Quando a minha co-autora Anita Anand e eu tentámos estabelecer os factos concretos da história do Koh-i-Noor, descobrimos que as referências iniciais inequívocas a esta gema mais célebre são quase suspeitas no chão. De fato, ao contrário do que está escrito em quase toda a história existente da gema, na verdade não há 100% de certeza de referência ao Koh-i-Noor em qualquer fonte medieval do Sultanato de Deli ou Mughal, apesar de um grande número de referências textuais a diamantes de tamanho exagerado que aparecem ao longo da história indiana, particularmente em direção ao clímax da regra Mughal.

algumas delas podem bem referir-se ao Koh-i-Noor mas, faltando descrições suficientemente detalhadas, é impossível ter certeza. Por mais frustrante que seja, simplesmente não sabemos a origem do Koh-i-Noor e não temos nenhuma informação difícil sobre quando, como ou onde ele entrou nas mãos de Mughal. Só sabemos ao certo como ele as deixou.

O historiador persa Muhammad Kazim Marvi faz o que parece ser a primeira referência, sólida, chamada de pedra na sua história da invasão da Índia pelo senhor da guerra persa Nadir Shah em 1739. Isto foi escrito em meados dos anos 1740, uma década mais ou menos depois de a jóia ter sido retirada da Índia.

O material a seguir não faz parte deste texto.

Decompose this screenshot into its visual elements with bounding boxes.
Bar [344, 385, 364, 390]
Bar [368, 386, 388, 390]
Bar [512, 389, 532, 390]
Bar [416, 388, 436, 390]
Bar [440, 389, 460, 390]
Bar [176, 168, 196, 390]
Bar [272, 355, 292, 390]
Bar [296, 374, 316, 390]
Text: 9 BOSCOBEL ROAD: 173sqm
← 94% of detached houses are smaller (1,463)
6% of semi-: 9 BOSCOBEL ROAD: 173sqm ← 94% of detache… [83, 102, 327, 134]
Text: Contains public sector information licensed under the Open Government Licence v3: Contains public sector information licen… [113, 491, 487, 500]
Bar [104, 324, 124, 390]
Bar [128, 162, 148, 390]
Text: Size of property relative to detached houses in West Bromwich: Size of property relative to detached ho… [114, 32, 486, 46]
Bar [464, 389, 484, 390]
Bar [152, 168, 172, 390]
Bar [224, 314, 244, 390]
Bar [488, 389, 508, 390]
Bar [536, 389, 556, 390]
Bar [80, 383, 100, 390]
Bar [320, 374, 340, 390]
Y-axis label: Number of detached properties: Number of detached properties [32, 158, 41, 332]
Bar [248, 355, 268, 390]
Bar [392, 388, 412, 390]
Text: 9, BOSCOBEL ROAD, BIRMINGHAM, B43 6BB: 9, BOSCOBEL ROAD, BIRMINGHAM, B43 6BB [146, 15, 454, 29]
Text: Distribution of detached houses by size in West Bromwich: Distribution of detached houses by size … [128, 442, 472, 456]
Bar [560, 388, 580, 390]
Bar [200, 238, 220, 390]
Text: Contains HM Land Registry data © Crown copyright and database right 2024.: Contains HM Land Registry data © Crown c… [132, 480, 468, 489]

significativamente, Marvi é a única crônica contemporânea, entre uma dúzia de relatos detalhados deixados por testemunhas persas, indianas, francesas e holandesas, especificamente para mencionar o grande diamante pelo nome, embora a maioria dê listas detalhadas do saque do Xá. De acordo com Marvi, o Koh-i-Noor estava então preso à cabeça de um dos pavões no Trono do Peacock do Shah Jahan.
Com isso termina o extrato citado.